In another case, in Seoni, a BJP woman leader thrashed a man who she accused of sabotaging her "Swachh Bharat" programme. In Betul district, a 10-member family with barely enough to eat has been fined Rs 75,000 by the village sarpanch on charges of defecating in the open.
The CEO of the Gwalior district panchayat has announced a reward scheme. He said anyone who takes a photograph of a person defecating in the open, identifies the culprit and sends it to a WhatsApp number will be rewarded with Rs 100. The reward will be raised from a Rs 250 fine to be imposed on the culprit under the MP Gram Panchayat (Cleanliness and Nuisance) Eradication Rules, 1999 (yes, MP has had a law on sanitation before it became popular under the present government), with the balance being deposited in the account of the panchayat.

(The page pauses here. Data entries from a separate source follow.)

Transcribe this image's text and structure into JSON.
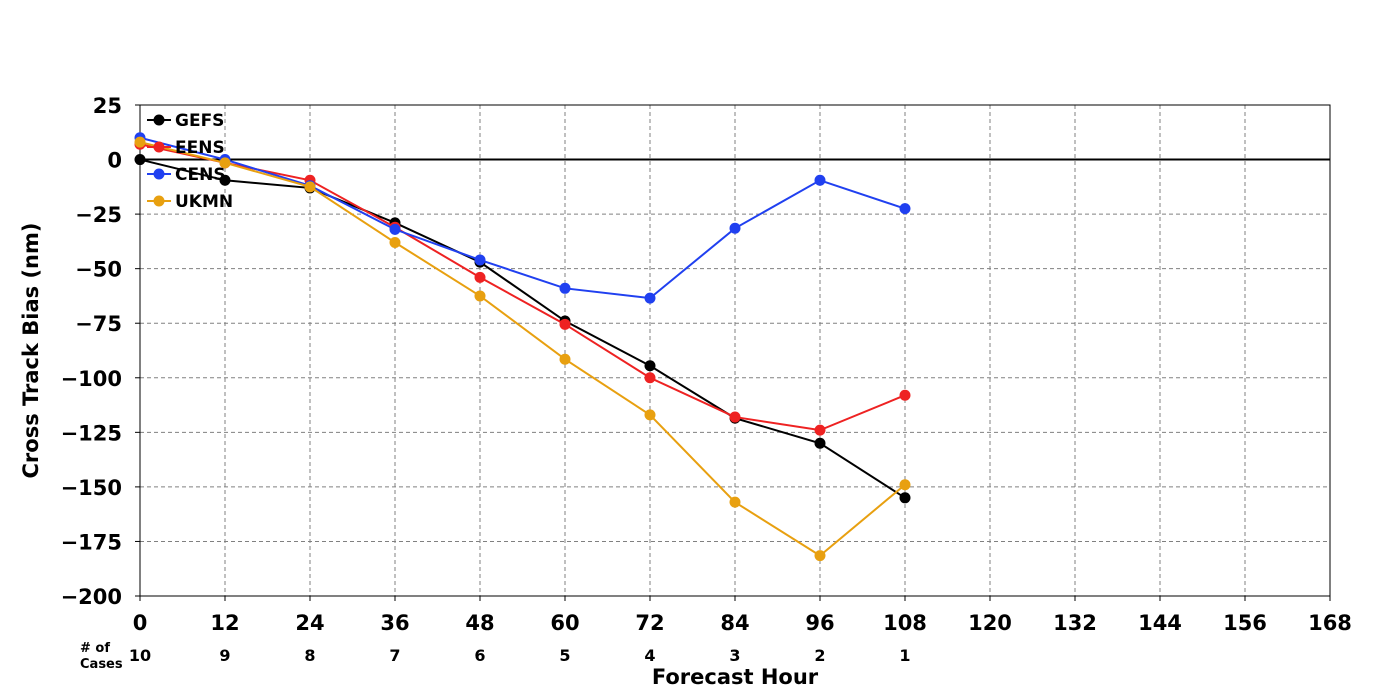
{
  "chart_data": {
    "type": "line",
    "title": "",
    "xlabel": "Forecast Hour",
    "ylabel": "Cross Track Bias (nm)",
    "xlim": [
      0,
      168
    ],
    "ylim": [
      -200,
      25
    ],
    "x_ticks": [
      0,
      12,
      24,
      36,
      48,
      60,
      72,
      84,
      96,
      108,
      120,
      132,
      144,
      156,
      168
    ],
    "y_ticks": [
      25,
      0,
      -25,
      -50,
      -75,
      -100,
      -125,
      -150,
      -175,
      -200
    ],
    "grid": true,
    "zero_line": true,
    "legend_position": "top-left",
    "cases_caption": [
      "# of",
      "Cases"
    ],
    "cases": {
      "x": [
        0,
        12,
        24,
        36,
        48,
        60,
        72,
        84,
        96,
        108
      ],
      "values": [
        "10",
        "9",
        "8",
        "7",
        "6",
        "5",
        "4",
        "3",
        "2",
        "1"
      ]
    },
    "x": [
      0,
      12,
      24,
      36,
      48,
      60,
      72,
      84,
      96,
      108
    ],
    "series": [
      {
        "name": "GEFS",
        "color": "#000000",
        "values": [
          0,
          -9.5,
          -13,
          -29,
          -47,
          -74,
          -94.5,
          -118.5,
          -130,
          -155
        ]
      },
      {
        "name": "EENS",
        "color": "#ee2222",
        "values": [
          7,
          -1.5,
          -9.5,
          -31,
          -54,
          -75.5,
          -100,
          -118,
          -124,
          -108
        ]
      },
      {
        "name": "CENS",
        "color": "#2040f0",
        "values": [
          10,
          0,
          -12,
          -32,
          -46,
          -59,
          -63.5,
          -31.5,
          -9.5,
          -22.5
        ]
      },
      {
        "name": "UKMN",
        "color": "#e8a010",
        "values": [
          8,
          -1.5,
          -12.5,
          -38,
          -62.5,
          -91.5,
          -117,
          -157,
          -181.5,
          -149
        ]
      }
    ]
  }
}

A few months back, an elderly man underwent humiliation at the hands of municipal staff after he was forced to pick up his own faeces at a place where he was defecating in the open. Another youth was ordered to be stripped by the chairman of the Jawar civic body in Sehore district and made to do sit-ups as punishment for the same crime.
In Sagar, the collector ordered the water-bearing lota of those relieving themselves in the open to be confiscated. They must have gone back home unwashed and unclean.
Why is the government programme on checking open defecation attracting this vigilante behaviour by both, those in authority and regular people in general? For one, open defecation is a pet hate for the urban rich and middle classes. It’s something that shouldn’t be there and more importantly, shouldn’t be seen.
The government of the day making it a priority also gave the class an opportunity to implement their favourite programme with the backing of law. Enthusiasm gets the better of most people trying to implement a law they feel attached to.
Have you heard of someone demanding a bribe being thrashed by authorities or from those who the bribe is demanded from? Very rarely.
What is the government’s reaction to this vigilantism? In the case of the Ujjain thrashing, the civic employees were suspended but in other instances, there has been no action, with the result that the instances are on the rise. On the contrary, Dipali Rastogi, an IAS officer in MP who wrote an article that questioned the toilet-building programme, was sent a notice by the state government. Open defecation needs to be checked, but is humiliating people the way to achieve it?